Muitas foram as vítimas do Holocausto, entre as quais Baruch Lopes Leão de Laguna, judeu de origem portuguesa. Entre o final do século XIX e a primeira metade do século XX foi um dos grandes pintores da escola dos retratistas holandeses. Em 1941, quando a Holanda é invadida pelos nazis, o pintor é obrigado a esconder-se no norte do país, mas acaba por ser capturado e levado para Auschwitz onde é assassinado no ano de 1943. Além de Baruch Lopes Leão de Laguna, 4 mil judeus de origem portuguesa que viviam na Holanda foram mortos nas câmaras de gás. Cerca de 21 portugueses foram encarcerados no campo de concentração de Bergen-Belsen, na Alemanha, entre os quais Prosper Colomar e Richard Lopes, que acabaram por não sobreviver.
Relembrar Auschwitz é relembrar o que há de pior no ser humano, mas também o que há de melhor, como sempre acontece em situações limite. José Brito Mendes, operário português que vivia nos arredores de Paris, arriscou a própria vida, escondendo Cécile, uma criança judia de cinco anos, cujos os pais haviam sido deportados para os campos de extermínio. Este rasgo de heroicidade valeu a José Brito Mendes o título de “Justos entre as Nações”, atribuído pelo Yad Vashem, a “Autoridade Nacional Israelita para a Memória dos Mártires e Heróis”, em 2004. Outro português a ser distinguido com o mesmo título foi Sampaio Garrido, em 2010, por ter protegido e salvado centenas de judeus e não judeus como embaixador em Budapeste, na Hungria.

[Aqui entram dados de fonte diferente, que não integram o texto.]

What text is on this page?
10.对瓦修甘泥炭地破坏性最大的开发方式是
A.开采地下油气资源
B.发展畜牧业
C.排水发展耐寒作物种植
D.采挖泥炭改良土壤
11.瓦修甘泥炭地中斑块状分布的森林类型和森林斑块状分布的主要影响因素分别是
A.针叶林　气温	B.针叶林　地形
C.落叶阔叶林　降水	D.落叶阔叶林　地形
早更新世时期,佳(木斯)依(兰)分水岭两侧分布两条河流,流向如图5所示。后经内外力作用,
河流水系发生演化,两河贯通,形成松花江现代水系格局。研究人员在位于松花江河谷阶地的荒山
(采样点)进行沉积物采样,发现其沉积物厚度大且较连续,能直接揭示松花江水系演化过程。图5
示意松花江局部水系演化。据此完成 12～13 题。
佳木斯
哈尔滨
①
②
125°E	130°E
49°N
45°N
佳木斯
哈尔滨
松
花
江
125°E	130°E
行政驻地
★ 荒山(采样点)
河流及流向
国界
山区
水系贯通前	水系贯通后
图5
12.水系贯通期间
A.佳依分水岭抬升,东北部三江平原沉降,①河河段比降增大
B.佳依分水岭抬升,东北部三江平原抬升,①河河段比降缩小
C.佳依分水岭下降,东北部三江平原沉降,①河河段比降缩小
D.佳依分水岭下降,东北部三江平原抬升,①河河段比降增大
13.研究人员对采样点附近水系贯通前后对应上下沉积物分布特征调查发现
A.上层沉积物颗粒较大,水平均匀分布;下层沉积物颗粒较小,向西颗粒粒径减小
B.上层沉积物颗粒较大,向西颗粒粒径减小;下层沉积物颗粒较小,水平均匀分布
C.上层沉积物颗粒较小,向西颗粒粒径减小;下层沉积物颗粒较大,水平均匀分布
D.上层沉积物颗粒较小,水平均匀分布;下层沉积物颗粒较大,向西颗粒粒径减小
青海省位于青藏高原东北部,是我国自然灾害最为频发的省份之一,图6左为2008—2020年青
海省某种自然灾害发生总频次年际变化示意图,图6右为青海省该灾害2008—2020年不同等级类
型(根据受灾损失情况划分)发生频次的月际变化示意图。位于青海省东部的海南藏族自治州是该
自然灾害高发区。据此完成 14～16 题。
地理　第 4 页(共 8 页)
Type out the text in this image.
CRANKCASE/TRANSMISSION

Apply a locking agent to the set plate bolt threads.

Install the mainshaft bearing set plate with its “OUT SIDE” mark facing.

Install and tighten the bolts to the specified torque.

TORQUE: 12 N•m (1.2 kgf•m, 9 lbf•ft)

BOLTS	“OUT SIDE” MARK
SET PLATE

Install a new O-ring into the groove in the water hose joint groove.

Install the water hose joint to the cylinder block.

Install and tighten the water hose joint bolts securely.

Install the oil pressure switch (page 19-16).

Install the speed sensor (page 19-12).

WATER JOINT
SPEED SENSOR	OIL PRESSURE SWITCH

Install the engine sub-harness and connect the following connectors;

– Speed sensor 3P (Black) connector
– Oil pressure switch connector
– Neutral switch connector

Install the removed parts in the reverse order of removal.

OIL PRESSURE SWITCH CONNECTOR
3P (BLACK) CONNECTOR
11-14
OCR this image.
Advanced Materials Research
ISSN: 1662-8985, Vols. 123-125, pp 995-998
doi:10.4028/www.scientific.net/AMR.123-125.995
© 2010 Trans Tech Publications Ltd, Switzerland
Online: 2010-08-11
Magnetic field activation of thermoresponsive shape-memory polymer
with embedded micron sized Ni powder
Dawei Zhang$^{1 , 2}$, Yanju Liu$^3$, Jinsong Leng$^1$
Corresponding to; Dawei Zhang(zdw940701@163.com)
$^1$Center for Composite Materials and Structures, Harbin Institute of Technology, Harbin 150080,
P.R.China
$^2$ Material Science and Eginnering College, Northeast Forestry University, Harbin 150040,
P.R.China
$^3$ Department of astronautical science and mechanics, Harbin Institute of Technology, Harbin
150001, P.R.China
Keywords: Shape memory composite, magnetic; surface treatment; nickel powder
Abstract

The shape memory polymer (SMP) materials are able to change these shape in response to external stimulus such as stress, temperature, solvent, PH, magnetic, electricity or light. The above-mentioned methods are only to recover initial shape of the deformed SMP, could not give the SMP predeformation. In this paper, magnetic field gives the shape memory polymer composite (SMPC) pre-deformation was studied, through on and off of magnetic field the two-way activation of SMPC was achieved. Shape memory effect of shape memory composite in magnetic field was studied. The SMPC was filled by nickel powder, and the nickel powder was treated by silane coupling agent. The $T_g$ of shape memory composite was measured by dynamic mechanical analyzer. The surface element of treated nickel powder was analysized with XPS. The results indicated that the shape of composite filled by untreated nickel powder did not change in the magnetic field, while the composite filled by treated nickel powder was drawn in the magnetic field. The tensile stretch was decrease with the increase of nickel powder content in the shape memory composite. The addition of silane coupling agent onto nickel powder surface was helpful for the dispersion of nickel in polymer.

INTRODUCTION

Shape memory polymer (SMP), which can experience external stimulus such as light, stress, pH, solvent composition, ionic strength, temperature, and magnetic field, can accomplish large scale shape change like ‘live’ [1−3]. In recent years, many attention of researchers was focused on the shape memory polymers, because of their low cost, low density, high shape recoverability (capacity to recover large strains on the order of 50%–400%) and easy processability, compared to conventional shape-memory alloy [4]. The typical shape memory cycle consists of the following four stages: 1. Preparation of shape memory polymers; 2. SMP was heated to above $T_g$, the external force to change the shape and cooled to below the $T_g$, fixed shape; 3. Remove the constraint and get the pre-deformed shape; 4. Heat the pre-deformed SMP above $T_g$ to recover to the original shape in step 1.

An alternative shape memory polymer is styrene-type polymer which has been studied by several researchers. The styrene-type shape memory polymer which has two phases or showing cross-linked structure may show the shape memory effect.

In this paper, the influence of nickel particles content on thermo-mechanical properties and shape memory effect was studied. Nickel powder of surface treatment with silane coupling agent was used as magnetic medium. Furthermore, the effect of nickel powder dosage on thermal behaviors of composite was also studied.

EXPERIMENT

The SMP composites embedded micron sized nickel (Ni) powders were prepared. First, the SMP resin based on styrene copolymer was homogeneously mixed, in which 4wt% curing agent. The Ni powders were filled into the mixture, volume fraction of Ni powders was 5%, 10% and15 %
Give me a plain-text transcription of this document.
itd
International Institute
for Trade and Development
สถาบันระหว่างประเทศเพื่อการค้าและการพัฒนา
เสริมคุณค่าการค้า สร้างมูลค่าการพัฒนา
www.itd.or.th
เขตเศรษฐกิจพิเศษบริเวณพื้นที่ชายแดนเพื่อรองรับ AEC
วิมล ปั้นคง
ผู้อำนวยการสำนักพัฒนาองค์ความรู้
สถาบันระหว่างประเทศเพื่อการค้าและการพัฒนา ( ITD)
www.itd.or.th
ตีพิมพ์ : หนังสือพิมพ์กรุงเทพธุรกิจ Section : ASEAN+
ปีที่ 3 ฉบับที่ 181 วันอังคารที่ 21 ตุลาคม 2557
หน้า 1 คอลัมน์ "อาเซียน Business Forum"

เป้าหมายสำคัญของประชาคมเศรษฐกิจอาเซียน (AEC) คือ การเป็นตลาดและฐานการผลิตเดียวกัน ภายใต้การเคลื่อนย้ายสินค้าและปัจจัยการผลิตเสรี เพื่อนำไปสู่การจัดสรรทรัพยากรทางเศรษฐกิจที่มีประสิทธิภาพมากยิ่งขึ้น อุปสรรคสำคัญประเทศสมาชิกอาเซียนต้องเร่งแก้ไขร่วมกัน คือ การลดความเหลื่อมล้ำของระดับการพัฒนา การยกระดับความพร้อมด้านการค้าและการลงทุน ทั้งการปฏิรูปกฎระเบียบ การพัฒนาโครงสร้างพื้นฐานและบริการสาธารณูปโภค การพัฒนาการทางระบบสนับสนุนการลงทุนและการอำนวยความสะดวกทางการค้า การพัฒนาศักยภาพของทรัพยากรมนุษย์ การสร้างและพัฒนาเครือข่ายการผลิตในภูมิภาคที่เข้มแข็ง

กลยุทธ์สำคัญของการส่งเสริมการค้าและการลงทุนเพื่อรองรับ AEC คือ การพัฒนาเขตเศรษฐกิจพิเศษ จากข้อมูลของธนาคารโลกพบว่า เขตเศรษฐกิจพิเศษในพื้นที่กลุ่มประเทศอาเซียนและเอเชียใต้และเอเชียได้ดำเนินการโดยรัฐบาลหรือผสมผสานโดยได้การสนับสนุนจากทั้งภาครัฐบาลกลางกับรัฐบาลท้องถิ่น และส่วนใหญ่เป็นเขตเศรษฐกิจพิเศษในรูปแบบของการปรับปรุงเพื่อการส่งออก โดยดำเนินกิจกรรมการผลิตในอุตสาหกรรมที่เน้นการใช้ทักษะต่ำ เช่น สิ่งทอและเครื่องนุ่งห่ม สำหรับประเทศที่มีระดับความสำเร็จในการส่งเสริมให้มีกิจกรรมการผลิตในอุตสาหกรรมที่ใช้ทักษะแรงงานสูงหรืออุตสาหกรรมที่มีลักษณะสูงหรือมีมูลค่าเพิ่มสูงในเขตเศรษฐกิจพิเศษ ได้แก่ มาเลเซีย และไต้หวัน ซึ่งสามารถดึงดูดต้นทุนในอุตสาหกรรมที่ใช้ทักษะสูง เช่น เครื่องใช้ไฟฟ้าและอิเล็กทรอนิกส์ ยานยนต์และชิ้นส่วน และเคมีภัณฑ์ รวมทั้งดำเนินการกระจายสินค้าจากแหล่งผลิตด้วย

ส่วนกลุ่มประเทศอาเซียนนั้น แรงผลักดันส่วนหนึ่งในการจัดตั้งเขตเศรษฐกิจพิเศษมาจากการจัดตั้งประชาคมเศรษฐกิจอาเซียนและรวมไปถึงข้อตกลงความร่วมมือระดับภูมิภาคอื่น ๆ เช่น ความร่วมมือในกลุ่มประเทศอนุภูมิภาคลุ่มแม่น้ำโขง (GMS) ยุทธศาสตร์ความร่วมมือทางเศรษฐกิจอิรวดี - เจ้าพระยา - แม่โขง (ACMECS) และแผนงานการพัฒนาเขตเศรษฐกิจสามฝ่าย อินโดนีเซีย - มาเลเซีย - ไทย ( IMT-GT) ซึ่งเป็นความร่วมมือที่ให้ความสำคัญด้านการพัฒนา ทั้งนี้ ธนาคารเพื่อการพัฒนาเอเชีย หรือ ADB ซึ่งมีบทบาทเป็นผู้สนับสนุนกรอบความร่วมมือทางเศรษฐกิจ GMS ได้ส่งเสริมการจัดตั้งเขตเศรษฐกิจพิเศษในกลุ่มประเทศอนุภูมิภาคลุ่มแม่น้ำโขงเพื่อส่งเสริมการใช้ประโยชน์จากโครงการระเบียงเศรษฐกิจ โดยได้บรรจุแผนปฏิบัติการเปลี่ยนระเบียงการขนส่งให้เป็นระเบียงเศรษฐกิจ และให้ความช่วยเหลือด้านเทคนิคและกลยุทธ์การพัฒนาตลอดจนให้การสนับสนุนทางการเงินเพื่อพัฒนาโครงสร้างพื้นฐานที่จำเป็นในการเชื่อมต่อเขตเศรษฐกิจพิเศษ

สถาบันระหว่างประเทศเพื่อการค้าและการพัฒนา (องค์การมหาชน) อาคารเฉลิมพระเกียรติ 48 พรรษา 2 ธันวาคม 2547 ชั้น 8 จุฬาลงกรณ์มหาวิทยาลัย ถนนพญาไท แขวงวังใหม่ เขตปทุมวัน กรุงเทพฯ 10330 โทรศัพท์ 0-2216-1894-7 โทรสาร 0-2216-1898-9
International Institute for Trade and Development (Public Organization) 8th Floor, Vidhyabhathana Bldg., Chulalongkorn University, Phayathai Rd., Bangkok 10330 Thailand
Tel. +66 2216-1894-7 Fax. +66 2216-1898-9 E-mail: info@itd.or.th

O Holocausto será por ventura o maior buraco negro da História da Humanidade que conduziu à diminuição da população judaica em um terço a nível mundial e em dois terços na Europa. Em nome do nazismo, uma das mais mortíferas narrativas político-ideológicas de que há memória, opositores políticos, ciganos, judeus, homossexuais, testemunhas de jeová, prisioneiros de guerra, deficientes, doentes mentais e todos aqueles considerados sub-humanos aos olhos de Hitler foram encarcerados ou mortos.
Desde o fim do Holocausto que guerras e massacres continuam a acontecer. Pensar que o impossível não sucederá de novo é subestimar a natureza humana. A “solução final” nasceu no seio de uma sociedade desenvolvida e erudita. Acreditar que o agora ou os amanhãs não serão invadidos pela barbárie é não conhecer o ego desmedido do Homem. No Dia Internacional em Memória das Vítimas do Holocausto, instituído pelas Nações Unidas, em 2005 e assinalado a 27 de Janeiro, é importante reafirmar o poder da tolerância e da compaixão pelo outro na prevenção de novos genocídios.
Auschwitz, a máquina mais eficaz de aniquilamento de seres humanos, existiu. Não teve vida apenas nos meandros mais obscuros da mente humana. Como referiu Imre Kertész no discurso de atribuição do Prémio Nobel de 2002: “O problema de Auschwitz não é saber se devemos manter a sua memória ou metê-la numa gaveta da História. O verdadeiro problema de Auschwitz é a sua própria existência e, mesmo com a melhor vontade do mundo, ou com a pior, nada podemos fazer para mudar isso.”